Wild Horses Heading to the Gallows as Cowboy Prez Exits
As if the situation were not disturbing enough, wild horses are once again heading for the gallows. Thanks to a report just issued by the GAO, the Bureau of Land Management - tasked with overseeing the country's mustang populations - should implement euthanasia as a tool in handling wild horse populations. That means that the 30,000 wild horses now in government housing (more than are in the wild) may soon be eradicated - the result of a decades-long war against the wild horse that has reached its crescendo under the Bush administration, and is now fueled by cost-cutting hysteria sweeping federal agencies.
As I ask in my recently published book Mustang: The Saga of the Wild Horse in the American West, why are we, a cowboy nation, destroying the horse we rode in on? This is a difficult question, and now is the time to put it to rest. Surely, even considering the financial condition of the country, we can take care of our wild horses - and more importantly, can we really put a price on our heritage? (And on a side note: what bizarre, subterranean impulse led the BLM to first float the euthanasia plan on July 4th - the day on which America was born in hoofsparks - and the GAO to publish its findings on Veteran's Day - when we ought to remember our equine war partners as well: in the Civil War, for example, 1.5 million horses and mules were killed or died of illness while serving - at least 5000 at Gettysburg alone).

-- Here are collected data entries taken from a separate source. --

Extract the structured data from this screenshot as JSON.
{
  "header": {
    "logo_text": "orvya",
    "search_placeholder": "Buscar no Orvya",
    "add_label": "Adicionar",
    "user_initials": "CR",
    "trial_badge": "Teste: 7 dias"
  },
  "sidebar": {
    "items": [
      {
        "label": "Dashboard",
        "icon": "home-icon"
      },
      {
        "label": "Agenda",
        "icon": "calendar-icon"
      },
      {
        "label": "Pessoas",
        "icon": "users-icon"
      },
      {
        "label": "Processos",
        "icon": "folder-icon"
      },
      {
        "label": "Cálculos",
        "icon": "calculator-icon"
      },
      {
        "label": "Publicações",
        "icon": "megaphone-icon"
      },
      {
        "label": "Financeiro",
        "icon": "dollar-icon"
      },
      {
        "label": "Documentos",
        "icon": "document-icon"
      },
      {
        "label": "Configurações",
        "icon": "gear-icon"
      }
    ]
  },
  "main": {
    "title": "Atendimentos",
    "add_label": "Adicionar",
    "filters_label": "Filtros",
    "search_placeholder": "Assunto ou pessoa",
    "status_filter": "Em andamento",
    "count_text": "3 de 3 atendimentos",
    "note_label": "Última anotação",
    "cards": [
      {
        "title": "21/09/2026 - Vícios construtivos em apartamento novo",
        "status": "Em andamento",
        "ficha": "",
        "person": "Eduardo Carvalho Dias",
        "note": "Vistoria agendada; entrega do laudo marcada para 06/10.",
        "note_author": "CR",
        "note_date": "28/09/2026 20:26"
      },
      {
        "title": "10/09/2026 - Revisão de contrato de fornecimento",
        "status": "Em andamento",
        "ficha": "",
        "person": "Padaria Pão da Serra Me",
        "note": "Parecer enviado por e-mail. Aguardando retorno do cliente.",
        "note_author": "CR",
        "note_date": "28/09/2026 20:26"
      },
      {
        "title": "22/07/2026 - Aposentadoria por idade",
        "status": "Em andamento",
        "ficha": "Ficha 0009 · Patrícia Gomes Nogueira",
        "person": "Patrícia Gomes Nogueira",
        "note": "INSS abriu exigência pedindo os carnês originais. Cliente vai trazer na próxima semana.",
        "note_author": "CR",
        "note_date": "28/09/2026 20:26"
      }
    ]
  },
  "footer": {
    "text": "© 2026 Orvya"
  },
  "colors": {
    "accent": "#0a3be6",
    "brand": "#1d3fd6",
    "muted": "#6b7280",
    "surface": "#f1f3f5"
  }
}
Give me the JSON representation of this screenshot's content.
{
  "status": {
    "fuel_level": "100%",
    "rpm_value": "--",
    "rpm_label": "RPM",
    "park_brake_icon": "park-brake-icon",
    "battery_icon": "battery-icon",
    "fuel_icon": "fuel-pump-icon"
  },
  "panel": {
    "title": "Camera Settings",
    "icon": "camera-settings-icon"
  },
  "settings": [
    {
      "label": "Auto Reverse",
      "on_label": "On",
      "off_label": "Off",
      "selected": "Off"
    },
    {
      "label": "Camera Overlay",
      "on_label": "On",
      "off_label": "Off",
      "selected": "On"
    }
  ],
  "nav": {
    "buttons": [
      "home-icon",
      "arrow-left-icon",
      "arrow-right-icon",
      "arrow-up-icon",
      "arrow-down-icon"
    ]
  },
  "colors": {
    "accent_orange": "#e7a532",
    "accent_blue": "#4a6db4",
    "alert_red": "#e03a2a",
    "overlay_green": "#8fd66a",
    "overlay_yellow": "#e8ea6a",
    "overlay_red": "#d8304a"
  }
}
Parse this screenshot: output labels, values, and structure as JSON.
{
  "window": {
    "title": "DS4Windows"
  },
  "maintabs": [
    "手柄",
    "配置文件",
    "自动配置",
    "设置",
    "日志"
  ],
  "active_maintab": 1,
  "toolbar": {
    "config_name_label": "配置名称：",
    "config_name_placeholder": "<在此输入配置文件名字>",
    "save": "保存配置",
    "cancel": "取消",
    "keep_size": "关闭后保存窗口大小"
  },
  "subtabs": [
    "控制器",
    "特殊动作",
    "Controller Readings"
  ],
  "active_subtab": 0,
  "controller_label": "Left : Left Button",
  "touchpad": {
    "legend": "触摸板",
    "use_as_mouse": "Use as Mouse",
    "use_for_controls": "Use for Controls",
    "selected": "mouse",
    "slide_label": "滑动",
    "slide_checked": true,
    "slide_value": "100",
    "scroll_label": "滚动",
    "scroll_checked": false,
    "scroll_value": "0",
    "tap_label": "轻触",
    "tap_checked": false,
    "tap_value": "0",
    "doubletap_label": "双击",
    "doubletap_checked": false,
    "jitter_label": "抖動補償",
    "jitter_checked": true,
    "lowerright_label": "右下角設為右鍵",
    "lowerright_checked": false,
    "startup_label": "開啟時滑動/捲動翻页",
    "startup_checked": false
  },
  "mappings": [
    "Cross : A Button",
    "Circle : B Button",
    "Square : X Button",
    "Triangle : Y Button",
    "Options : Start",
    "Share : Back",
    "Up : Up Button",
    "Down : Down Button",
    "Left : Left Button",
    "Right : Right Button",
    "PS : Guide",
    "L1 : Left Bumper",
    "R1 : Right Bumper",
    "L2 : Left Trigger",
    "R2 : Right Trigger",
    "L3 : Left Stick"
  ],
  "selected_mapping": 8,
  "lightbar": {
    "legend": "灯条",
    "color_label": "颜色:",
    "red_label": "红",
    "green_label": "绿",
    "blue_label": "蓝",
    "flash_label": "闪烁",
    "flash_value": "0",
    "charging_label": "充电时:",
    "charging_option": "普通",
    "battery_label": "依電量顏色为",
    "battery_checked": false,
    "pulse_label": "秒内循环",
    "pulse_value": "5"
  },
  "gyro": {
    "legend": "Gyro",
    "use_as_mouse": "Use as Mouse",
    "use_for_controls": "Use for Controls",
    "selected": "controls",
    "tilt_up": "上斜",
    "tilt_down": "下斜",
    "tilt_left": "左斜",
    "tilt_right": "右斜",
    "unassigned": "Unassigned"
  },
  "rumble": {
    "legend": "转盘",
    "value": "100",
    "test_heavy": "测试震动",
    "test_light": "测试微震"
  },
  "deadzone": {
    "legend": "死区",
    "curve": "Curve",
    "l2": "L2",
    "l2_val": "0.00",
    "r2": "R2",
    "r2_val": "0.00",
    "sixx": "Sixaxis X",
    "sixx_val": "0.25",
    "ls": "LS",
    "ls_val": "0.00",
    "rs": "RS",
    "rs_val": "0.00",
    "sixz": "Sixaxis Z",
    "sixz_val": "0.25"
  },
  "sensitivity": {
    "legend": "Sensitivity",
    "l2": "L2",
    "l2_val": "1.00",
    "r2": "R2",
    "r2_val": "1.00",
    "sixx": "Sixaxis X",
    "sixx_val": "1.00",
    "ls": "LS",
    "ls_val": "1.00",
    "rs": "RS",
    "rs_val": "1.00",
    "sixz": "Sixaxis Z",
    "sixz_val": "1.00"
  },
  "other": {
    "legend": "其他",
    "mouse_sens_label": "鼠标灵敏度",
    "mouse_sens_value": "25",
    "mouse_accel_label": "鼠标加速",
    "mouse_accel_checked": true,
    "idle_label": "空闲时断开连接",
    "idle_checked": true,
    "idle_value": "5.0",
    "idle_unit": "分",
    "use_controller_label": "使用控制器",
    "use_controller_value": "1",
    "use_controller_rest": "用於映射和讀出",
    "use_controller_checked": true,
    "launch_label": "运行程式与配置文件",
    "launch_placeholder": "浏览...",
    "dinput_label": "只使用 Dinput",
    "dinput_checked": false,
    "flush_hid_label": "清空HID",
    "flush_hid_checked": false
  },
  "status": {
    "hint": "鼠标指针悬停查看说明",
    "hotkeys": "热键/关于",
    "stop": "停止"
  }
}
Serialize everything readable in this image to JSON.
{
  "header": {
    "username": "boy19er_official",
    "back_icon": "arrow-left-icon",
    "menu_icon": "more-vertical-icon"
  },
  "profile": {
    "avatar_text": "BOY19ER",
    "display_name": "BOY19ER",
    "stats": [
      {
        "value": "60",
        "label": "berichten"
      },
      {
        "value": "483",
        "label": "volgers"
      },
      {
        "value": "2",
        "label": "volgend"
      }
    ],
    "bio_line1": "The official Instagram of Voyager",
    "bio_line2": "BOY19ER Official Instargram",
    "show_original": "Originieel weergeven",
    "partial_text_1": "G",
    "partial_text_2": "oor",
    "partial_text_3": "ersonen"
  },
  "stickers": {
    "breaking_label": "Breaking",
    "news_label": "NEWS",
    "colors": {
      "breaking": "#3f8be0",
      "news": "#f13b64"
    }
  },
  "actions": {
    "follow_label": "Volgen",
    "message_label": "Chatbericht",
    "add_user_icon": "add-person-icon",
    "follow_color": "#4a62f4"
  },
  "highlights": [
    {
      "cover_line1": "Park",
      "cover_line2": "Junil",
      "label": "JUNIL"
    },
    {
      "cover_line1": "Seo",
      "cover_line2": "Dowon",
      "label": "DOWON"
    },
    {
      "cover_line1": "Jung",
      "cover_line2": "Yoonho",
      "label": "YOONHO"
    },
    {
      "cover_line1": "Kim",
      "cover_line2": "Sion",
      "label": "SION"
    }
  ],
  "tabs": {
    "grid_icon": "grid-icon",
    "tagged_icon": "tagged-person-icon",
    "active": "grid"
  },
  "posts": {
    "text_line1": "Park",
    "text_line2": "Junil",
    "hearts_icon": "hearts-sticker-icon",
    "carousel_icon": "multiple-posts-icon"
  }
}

Please get in touch with President-elect Obama, as well as your representatives and senators, and let them know that a) the extermination of our great partner - the wild horse - is not how you would like your tax dollars to be spent; b) Congress should take a hard look at exactly why so many wild horses have been rounded up in recent years, and c) getting rid of the wild horse is un-American.
Incidentally, Obama was a backer of the anti-slaughter legislation that Congress passed a couple of years ago, shutting down the country's three remaining, and foreign-owned, horse rendering plants. This legislation was passed by a huge margin, thanks to a massive grass-roots campaign kicked into high gear after the previous official death sentence for wild horses was enacted - a rollback in the law that protects them orchestrated by former Montana Senator Conrad Burns. The original law, the Free-Roaming Wild Horse and Burro Act, was signed iin 1971 by Richard Nixon, who, in a bizarre footnote to history, quoted Thoreau in an impassioned defense of the wild horse at the signing ceremony. The Burns rollback paved the way for the current disaster.